Prompt Engineering using Arise Phoenix Playground
Massively Improved Latency and Token Reduction achieved through Arize Phoenix Tracing
Effective Arize Phoenix Playground during development stages
Hitting our Flow State with WisprFlow
Review Implementation Plan View
Home Page View
Constraints List View
Critical Path Graph View

Eureka: Architect First. Code Second.

Inspiration

"The Saturday Night Crisis."

We have spent the last three years organizing RevolutionUC, watching hundreds of brilliant teams pitch their hearts out. But for every team that demos a polished product, there are three that crash and burn at 3:00 AM on Sunday.

The reason is rarely a lack of coding skill. It is almost always a lack of planning. Teams jump into VS Code immediately, write code for 15 hours, and then realize their database schema doesn't support their feature set or their scope is impossibly wide.

We built Eureka to solve the problem we've seen destroy so many potential winners. We wanted to build the tool we wish every hackathon team (and every engineering lead) had before they wrote a single line of code.

What it does

Eureka is an AI Project Architect that turns raw ideas into rigorous, executable engineering blueprints. It is not a "yes-man" generator. It is a constraint-based system that pushes back on your assumptions.

Voice-Integrated Brainstorming: Users describe their abstract idea using a natural voice interface - powered by LiveKit.
Architectural Stress Test: Instead of blindly generating code, Eureka identifies gaps in the logic (e.g., "How will you handle real-time auth with that database?") and forces the user to define constraints.
Tech Stack Validation: Based on the constraints, it recommends a tailored stack (e.g., Next.js + Supabase vs. Python + Redis).
The Critical Path: The core output is a generated Critical Path Method (CPM) graph. This visualizes the project as a directed acyclic graph (DAG), showing exactly which tasks are dependencies and the optimal order of operations to ship on time.

How we built it

We architected Eureka as a high-performance pipeline connecting multi-agent orchestrations, voice intent, and graph theory.

The Interface: We built the frontend with Next.js and Tailwind CSS, adhering to a strict "Industrial Blueprint" design system to keep the focus on structure.
Voice Pipeline: We utilized a LiveKit Agent to handle the real-time audio stream. The agent performs low-latency Speech-to-Text (STT) and manages the conversation flow, allowing users to "dump" their brain without typing.
Reasoning Engine: We used Llama models prompted with strict Personas to implement a multi-turn critique loop where the model must validate constraints before generating the plan.
Graph Generation: The Task Dependency Graph is rendered using React Flow (@xyflow/react). We used the dagre layout algorithm to automatically organize task nodes into a hierarchical tree based on their dependencies.
Observability & Latency Tuning: We integrated Arize AI to trace the LLM's decision-making process. Beyond just explainability, we used these traces to identify bottlenecks in the agent hand-off process, allowing us to shave AI response-to-graph latency.
Development Velocity: We used Wispr Flow throughout the weekend to dictate documentation and boilerplate code, allowing us to maintain a high development velocity despite the complex UI elements and multi-agent architecture.

Challenges we ran into

1. The "Yes-Man" Problem: Initially, the LLM just wanted to agree with the user. If the user said, "I want to build Facebook in a weekend," the AI would say, "Great! Here's a plan." We had to rigorously engineer the system prompts to force the AI to be critical and identify scope creep.

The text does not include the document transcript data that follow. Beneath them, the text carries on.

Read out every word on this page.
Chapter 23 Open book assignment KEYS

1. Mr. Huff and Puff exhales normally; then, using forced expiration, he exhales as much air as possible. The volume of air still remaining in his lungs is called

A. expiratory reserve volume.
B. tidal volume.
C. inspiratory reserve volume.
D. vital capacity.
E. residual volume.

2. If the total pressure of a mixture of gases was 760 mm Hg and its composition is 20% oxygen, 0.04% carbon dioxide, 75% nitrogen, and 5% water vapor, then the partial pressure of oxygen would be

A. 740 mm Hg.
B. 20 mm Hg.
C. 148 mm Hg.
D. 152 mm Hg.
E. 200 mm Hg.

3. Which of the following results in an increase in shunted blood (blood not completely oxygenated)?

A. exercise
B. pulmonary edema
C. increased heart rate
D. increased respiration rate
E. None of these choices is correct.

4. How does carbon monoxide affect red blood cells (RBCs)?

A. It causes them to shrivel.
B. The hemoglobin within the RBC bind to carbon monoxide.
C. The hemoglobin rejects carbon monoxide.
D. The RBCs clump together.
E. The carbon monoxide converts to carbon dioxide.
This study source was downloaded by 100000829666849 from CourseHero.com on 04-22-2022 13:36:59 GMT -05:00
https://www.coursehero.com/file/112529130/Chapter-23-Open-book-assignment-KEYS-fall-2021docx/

2. Visualizing Dependencies: Generating a text list of tasks is easy; generating a mathematically valid dependency graph is hard. We had to struggle with the dagre auto-layout engine to ensure the nodes didn't overlap and that the "Critical Path" was visually distinct from non-blocking tasks.

Accomplishments that we're proud of

Real-Time Voice Latency: Achieving a "near-human" response time with the LiveKit integration. It feels like talking to a co-founder, not a bot.
The Critical Path Algorithm: We successfully implemented the sorting logic to calculate the Longest Path in the DAG This allows us to determine the most critical tasks required to complete and ship the project on time.
DevTools Fit: Building a tool that we actually want to use. We are already using Eureka to plan our next side project.

What we learned

Constraint is Clarity: The more we forced the user to answer hard questions upfront, the higher the quality of the final output.
Voice is Data-Dense: Users provide about 3x more context when speaking versus typing into a form. LiveKit was essential for capturing the nuance of a complex project idea.
Observability is Non-Negotiable: With complex agentic workflows, using Arize AI to see why the model failed or succeeded was the only way we could debug the "brain" of the application.

What's next for Eureka!

Continuous Workflows: Our vision goes beyond static planning to continuous, human-in-the-loop workflows.
Dynamic Scoping: Imagine real-time scope negotiation, trading features against deadlines dynamically.
Active Learning: The AI learns from your expertise and preferences to become a better architect with every project.